The outcome measures included 30‐day mortality, 90‐day mortality, in‐hospital mortality, length of hospital stay (LOS‐hospital) and length of ICU stay (LOS‐ICU).

2.4. Statistical Analysis

Continuous variables are expressed as mean ± standard deviation or median with interquartile range and were analysed using the Student's t‐test for a normal distribution or Kruskal–Wallis H test for a non‐normal distribution. All patients were categorised based on 30‐day mortality outcomes. To determine the links between baseline variables and 30‐day mortality, univariate Cox analysis was performed.

Propensity score matching (PSM) was utilised to account for variations between the low NRBCs group (< 1.0%) and high NRBCs group (≥ 1.0%) [25]. Propensity scores were derived from demographic information, scoring systems, laboratory data and comorbidities. One‐to‐one nearest neighbour matching was applied, with a calliper width of 0.02. The patient outcomes in the two groups were analysed in both the pre‐ and post‐matched cohorts.
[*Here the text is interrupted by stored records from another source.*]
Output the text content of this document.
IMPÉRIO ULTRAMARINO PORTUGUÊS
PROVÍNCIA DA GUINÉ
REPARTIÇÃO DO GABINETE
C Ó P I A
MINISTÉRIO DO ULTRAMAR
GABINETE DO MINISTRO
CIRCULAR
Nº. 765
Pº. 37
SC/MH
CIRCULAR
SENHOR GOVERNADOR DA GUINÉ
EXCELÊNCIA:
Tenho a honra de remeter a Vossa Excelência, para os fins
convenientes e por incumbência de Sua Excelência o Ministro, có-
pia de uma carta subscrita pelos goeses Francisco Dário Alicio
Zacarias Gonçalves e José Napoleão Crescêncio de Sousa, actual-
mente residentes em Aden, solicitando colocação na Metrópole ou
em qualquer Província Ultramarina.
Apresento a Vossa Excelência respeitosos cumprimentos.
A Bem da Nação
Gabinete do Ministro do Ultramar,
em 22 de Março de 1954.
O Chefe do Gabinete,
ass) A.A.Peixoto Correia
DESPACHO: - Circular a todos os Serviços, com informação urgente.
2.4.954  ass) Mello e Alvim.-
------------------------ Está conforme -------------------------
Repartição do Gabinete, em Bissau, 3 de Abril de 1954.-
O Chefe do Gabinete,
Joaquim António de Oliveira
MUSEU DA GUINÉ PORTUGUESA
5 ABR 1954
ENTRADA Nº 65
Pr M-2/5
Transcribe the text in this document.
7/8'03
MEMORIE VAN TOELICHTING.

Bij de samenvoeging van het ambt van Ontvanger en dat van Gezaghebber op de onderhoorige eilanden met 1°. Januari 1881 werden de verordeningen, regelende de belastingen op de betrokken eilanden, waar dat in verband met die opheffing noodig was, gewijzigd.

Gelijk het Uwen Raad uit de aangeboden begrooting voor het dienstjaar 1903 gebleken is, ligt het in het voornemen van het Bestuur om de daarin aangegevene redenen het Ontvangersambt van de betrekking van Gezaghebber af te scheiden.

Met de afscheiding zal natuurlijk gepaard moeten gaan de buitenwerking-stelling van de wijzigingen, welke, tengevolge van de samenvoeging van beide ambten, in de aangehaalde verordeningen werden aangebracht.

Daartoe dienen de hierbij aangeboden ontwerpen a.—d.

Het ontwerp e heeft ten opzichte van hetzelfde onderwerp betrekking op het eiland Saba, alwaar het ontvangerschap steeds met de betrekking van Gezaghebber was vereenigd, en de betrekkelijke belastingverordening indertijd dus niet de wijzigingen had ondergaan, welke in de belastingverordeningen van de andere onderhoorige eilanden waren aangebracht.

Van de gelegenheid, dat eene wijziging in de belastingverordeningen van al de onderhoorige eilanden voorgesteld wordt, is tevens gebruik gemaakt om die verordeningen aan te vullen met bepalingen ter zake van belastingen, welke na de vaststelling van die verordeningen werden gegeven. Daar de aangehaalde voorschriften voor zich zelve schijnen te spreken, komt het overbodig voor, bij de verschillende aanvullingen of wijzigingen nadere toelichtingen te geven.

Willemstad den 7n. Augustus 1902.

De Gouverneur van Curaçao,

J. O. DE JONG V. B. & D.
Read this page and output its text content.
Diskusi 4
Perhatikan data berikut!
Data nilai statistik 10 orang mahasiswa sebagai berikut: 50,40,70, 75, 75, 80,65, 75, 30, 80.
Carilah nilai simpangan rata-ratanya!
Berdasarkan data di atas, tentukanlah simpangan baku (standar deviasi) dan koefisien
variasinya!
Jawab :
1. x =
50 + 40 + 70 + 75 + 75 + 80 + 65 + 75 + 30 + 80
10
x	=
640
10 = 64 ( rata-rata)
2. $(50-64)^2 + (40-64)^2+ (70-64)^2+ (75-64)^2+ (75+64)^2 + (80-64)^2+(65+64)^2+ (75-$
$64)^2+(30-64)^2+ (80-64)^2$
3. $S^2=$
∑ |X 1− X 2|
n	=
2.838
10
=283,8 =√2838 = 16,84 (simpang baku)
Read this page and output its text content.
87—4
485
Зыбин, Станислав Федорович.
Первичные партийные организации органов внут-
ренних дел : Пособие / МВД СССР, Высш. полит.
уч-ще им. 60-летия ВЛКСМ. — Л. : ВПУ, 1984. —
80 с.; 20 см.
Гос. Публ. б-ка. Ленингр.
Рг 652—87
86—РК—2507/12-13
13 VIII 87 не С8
To determine the independent effects of the baseline NRBC count on 30‐day mortality, we applied multivariate Cox regression analysis and smooth curve fitting using both unadjusted and adjusted models. Moreover, a segmented regression model and logarithmic likelihood ratio test (LRT) were used to examine the threshold effect between NRBC counts and 30‐day mortality [26]. The risk of 30‐day death in patients with liver disease was stratified by disease process (e.g., hepatitis, cirrhosis or liver failure) and aetiology (e.g., viral infection or alcohol), and the interaction of NRBCs with these stratified groups was assessed.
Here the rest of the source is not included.